We rode out on the rented bikes towards the Singing Sand Dunes just south of town when the heat started dying down in the evening. Daniel had been excited about paragliding off the dunes and riding the camels since we planned the trip. The sight of the camels in their numbered saddles and the sound of their crying when pulled by the nose to stand or kneel turned us off from the second idea. Plus, the camel ride route was only 15 minutes by foot. Id be dismounting without even getting a feel for camel riding.
The light was getting low quickly, so we headed up the dunes. The park administration had put up a ladder along the slope to ease the ascension, but protesting the fact that we had to pay an additional fee to use it, or rather trying to prove to myself that I could walk up the dune all by myself, I took off my shoes and stepped onto the fine sand. Looking at films of caravans traversing through the rolling desert was a lot easier than actually doing it. I finally realized that the key to climbing a sand dune was to run as fast as I could to prevent myself from sliding back, but had to stop every twenty steps or so to take a break. Before my lungs were able to relax, I would sink into the sand above the ankles and had to move again. I succumbed, and crossed over to the ladder.

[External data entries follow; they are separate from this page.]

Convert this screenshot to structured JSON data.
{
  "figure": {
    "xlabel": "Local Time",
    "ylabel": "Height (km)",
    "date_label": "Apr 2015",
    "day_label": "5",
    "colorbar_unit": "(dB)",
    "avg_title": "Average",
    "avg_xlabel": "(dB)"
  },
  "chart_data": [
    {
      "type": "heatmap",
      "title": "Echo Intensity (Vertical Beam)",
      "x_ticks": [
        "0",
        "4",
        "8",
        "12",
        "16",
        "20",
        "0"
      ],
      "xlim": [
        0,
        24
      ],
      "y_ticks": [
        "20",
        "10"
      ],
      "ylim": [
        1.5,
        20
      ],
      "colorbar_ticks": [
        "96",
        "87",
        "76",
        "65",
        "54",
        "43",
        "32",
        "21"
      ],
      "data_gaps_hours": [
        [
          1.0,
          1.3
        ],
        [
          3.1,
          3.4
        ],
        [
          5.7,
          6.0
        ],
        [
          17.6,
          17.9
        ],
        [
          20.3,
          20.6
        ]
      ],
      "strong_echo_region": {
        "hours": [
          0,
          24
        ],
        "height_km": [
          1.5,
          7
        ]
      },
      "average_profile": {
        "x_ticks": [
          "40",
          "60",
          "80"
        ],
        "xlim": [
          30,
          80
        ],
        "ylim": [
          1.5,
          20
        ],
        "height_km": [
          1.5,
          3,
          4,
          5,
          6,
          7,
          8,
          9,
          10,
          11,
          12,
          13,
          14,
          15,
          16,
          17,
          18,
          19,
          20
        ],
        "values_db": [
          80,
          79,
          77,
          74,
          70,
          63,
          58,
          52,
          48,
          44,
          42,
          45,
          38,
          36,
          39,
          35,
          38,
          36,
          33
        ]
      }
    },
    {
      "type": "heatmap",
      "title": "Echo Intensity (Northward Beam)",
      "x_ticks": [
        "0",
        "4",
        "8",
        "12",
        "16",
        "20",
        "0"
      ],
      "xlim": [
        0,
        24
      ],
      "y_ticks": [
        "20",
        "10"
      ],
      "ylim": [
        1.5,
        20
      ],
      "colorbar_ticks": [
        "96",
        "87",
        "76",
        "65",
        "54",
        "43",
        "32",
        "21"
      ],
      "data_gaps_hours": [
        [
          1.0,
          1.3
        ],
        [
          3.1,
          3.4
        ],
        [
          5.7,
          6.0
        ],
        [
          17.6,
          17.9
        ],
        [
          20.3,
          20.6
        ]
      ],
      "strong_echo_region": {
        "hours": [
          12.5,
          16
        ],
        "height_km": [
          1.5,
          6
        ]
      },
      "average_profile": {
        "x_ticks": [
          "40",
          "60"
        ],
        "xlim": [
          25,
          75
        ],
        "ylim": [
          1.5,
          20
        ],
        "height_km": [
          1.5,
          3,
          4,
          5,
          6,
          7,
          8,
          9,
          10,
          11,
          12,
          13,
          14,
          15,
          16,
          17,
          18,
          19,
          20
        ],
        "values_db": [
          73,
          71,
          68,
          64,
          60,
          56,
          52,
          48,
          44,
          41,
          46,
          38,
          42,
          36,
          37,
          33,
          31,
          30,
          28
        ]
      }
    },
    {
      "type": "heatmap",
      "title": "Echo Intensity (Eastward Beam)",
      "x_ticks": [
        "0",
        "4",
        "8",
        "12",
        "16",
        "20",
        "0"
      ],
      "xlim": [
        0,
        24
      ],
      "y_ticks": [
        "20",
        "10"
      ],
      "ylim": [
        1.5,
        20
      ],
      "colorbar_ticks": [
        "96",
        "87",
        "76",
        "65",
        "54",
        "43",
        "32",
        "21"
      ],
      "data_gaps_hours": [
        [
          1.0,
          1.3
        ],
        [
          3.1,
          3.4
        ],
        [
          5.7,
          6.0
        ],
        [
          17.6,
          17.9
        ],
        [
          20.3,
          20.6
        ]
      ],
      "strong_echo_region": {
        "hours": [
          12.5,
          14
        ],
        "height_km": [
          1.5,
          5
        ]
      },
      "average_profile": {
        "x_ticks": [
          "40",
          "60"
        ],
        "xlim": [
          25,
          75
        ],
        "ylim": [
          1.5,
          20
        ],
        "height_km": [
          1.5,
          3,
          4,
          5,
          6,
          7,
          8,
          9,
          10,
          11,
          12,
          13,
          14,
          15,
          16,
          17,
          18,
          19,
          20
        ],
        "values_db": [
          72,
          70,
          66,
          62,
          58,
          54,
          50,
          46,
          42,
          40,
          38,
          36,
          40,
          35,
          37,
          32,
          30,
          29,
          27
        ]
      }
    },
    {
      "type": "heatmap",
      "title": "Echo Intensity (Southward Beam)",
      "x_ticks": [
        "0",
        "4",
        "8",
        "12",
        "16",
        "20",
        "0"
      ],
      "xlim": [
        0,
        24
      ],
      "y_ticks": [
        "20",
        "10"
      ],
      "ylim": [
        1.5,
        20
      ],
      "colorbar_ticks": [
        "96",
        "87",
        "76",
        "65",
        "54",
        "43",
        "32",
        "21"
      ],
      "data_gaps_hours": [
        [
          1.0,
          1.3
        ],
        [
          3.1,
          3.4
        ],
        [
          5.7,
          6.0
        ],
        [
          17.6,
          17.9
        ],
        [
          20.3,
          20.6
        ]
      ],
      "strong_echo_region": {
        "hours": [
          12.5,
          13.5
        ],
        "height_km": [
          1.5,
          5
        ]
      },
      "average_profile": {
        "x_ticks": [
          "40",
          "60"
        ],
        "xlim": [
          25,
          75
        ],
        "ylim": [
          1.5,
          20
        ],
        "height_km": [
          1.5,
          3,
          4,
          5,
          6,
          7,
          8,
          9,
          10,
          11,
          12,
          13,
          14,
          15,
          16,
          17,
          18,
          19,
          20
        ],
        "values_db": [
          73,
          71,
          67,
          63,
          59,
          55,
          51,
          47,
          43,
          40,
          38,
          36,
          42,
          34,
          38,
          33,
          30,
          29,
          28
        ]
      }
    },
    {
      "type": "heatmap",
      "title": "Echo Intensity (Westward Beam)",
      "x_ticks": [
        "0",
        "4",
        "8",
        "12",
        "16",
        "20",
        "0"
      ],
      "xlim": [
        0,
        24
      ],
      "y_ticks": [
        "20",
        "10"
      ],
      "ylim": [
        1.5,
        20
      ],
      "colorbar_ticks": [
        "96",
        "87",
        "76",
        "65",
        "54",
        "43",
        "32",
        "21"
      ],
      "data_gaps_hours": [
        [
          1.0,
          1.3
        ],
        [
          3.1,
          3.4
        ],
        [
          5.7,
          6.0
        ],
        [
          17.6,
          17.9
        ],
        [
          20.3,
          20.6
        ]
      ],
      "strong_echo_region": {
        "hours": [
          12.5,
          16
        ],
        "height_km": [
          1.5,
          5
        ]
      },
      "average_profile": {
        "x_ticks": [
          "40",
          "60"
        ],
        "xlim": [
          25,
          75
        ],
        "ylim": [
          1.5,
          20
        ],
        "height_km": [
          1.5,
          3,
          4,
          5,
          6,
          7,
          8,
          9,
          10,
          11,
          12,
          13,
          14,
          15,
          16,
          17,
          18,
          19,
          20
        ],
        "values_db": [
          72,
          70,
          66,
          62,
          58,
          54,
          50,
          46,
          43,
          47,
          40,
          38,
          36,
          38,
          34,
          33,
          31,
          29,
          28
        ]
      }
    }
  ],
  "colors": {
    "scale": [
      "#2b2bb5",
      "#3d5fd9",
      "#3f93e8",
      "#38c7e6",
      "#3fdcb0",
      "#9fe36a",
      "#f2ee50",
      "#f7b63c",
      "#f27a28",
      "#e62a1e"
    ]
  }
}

The sun cast chiseled shadows along the ridges of the undulating sand dunes. Along the ridge came a local boy, hopping and swinging a sack of empty plastic bottles he was collecting to be recycled. He set down the sack next to us, and alternated between cartwheels with jumping off the dune, having a blast after realizing that he had gotten our attention. I imitated him and rolled down from the top, then lay on the slope up side down and swam in a sea of silky sand. Successive waves of sand slipped down and surrounded me, its fine grains and gentle heat caressed my skin. Voices of the people standing at the top blew past my ears like a harmonious but meaningless background beat. Opening my eyes, the only thing I saw were the azure blue sky and the golden yellow sand meeting at a striking boundary like two color blocks.
When I climbed back up to the top of the dune on all fours, half of the sun had already dropped below the horizon, and the other half disappeared into a shred before I could take out my camera. I hopped down the dune in minutes, still coated in sand that would probably stay with me for the next few days.